In other words, the true relationship between \(x_1\) and \(Y\) is linear, with 5 units of irreducible
error. These data can be found at the URL given below:
https://remiller1450.github.io/data/toy_linear_data.csv
- Part A: In your own words, explain whether a KNN
regressor or decision tree model is better suited to estimating the true
\(f()\). You should rely upon
conceptual arguments in favor of your chosen method, not empirical
investigations using the provided data.
- Part B: Use a for loop to create your own
implementation of 4-fold cross validation for a decision tree model with
a maximum depth of 4. You are encouraged to look at the pseudocode in
our slides, and you should use the
random.choices()
function in numpy
to sample fold indices with replacement.
Use your implementation to report the cross-validated RMSE.
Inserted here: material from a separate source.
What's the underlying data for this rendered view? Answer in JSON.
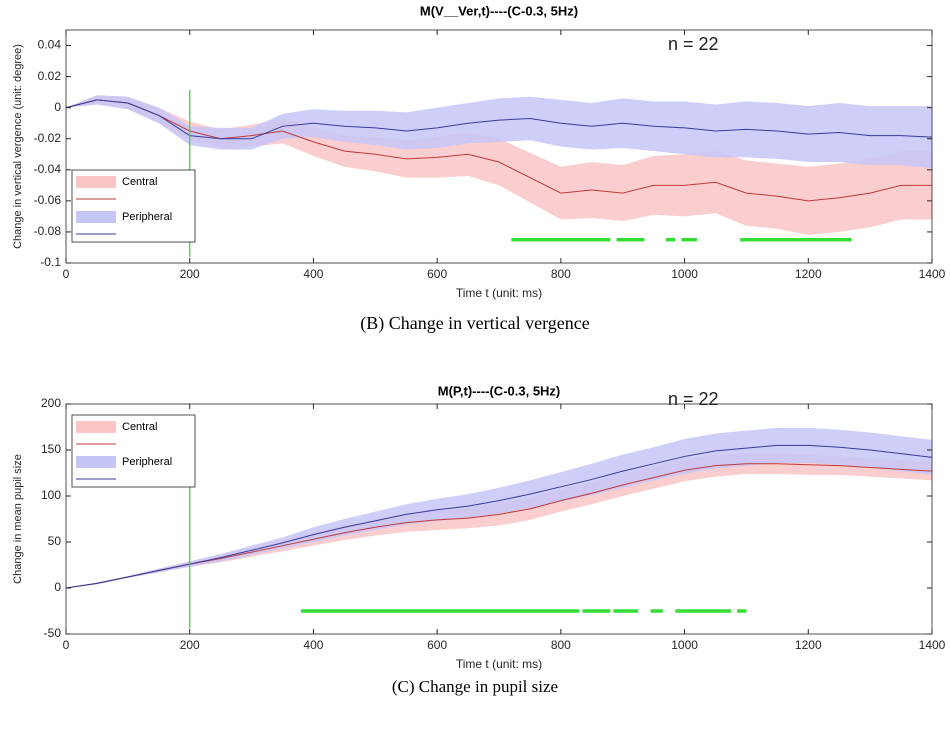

- Part C: Replace the decision tree model in your
cross validation loop with a
LinearRegression
model from
the linear_model
library of sklearn
. How does
the change in model impact the cross-validated RMSE?
- Part D: The decision tree model in Part B used a
maximum depth of 4. If you performed a grid search allowing this
hyperparameter to be any integer, would you expect to find one that
produces a cross-validated RMSE as low as the linear regression modeling
approach in Part C? Briefly explain. Note: you should make a
conceptual argument and should not actually perform a grid
search.
\(~\)
Question #4 (Application)
For this question you should use the dataset available here:
https://remiller1450.github.io/data/beans.csv
This data set was constructed using a computer vision system that
segmented 13,611 images of 7 types of dry beans, extracting 16 features
(12 dimensional features, 4 shape-form features). Additional details are
contained in
this paper
The following questions should be answered using Python code,
including functions in the sklearn
library. Unless
otherwise indicated, use the 'accuracy'
scoring criteria
during model tuning and evaluation.
- Part A: Read these data into Python and perform a
90-10 training-testing split using
random_state=1
.
- Part B: Separate the outcome, “Class”, from the
predictors and create a histogram of every predictor. Based on these
histograms, do you think that re-scaling and/or transformation should be
part of a data preparation pipeline? You may assume that the pipeline
will consider models like KNN that are sensitive to the scale and
distribution of the predictors.
- Part C: Perform a cross-validated grid search and
show a data frame displaying the top 5 best performing methods while
satisfying the following guidelines:
- Consideration of at least two pre-processing options in the form of
re-scaling, transformation, or “passthrough” consistent with your
assessment in Part B
- Consideration of several KNN models with at least 3 choices of \(k\) and either uniform or distance
weighting
- Consideration of several decision tree models with at least 3
choices of maximum depth
- Your approach should not explore re-scaling or
transformation for decision tree models
- Part D: Create a visualization of the confusion
matrix for your best estimator from Part C that displays
classification results for the test data. Report the most common
type of misclassification made by the model.
- Part E: Report both the macro-averaged and
micro-averaged F1-scores of the best classification approach on the
test data. Which of these approaches (macro or micro averaging) do
you believe is more appropriate for this application? Or are both
approaches reasonable? Briefly explain.